Aislados detrás de vallas metálicas, saludan provocativos alzando su mentón escondido tras la papada adiposa de carnes blandas y licores que mandan comprar en caravana de carros sin placas, pasando sobre cruces de niñas quemadas.
¿Quién pondrá calma al desasosiego de la bruma malsana y contaminada con el bregar de las cintas azules y blancas en banda presidencial, medalla en el pecho y cabeza llena de historias ficticias?
¿Cómo se mirará en el espejo? ¿Se verá presidente? ¿Se imaginará su nombre en los libros de cuarto grado, su foto dibujada en las láminas compradas en la tienda-abarrotería-regalitos-y-algo-más de doña Lenchita, al lado de Idígoras, del tipo del 54, de Mariano Rossell, de Casariego, de Cash como nuevo jinete apocalíptico de dioses mediocres y de alta escuela de gobierno, de templos como pabellones de baloncesto, pero con eventos de salvación, callejones sin salida?
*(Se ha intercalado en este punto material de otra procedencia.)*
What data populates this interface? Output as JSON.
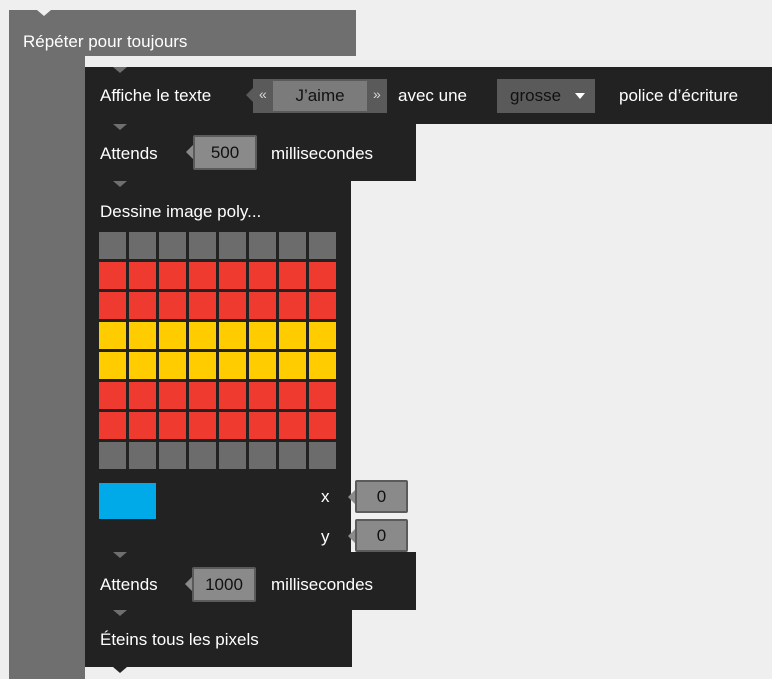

Aislados estamos. Tomaron nuestro cuarto, nuestro cuerpo, nuestra ciudad, nuestras ilusiones, nuestra esperanza. Nos condenaron al salario mínimo diferenciado, a los promedios nacionales, a la canasta básica minimalista, la que no tiene nada, canasta en blanco, la armonía perfecta del capitalismo rapaz. Y yo, con miedo de hablar, de escribir, de pensar en voz bronca. No hay espacio al disenso. Quincenas se acumulan, las ataduras también. Nos quitaron el grito en la calle. Nos dejaron el corte de caja, el día de pago. Nos quitaron el país ficticio y nos devolvieron el de ellos, el que sirve para acumular cosas, unos seguidos de ceros y más ceros en muchas cuentas, muchas cosas.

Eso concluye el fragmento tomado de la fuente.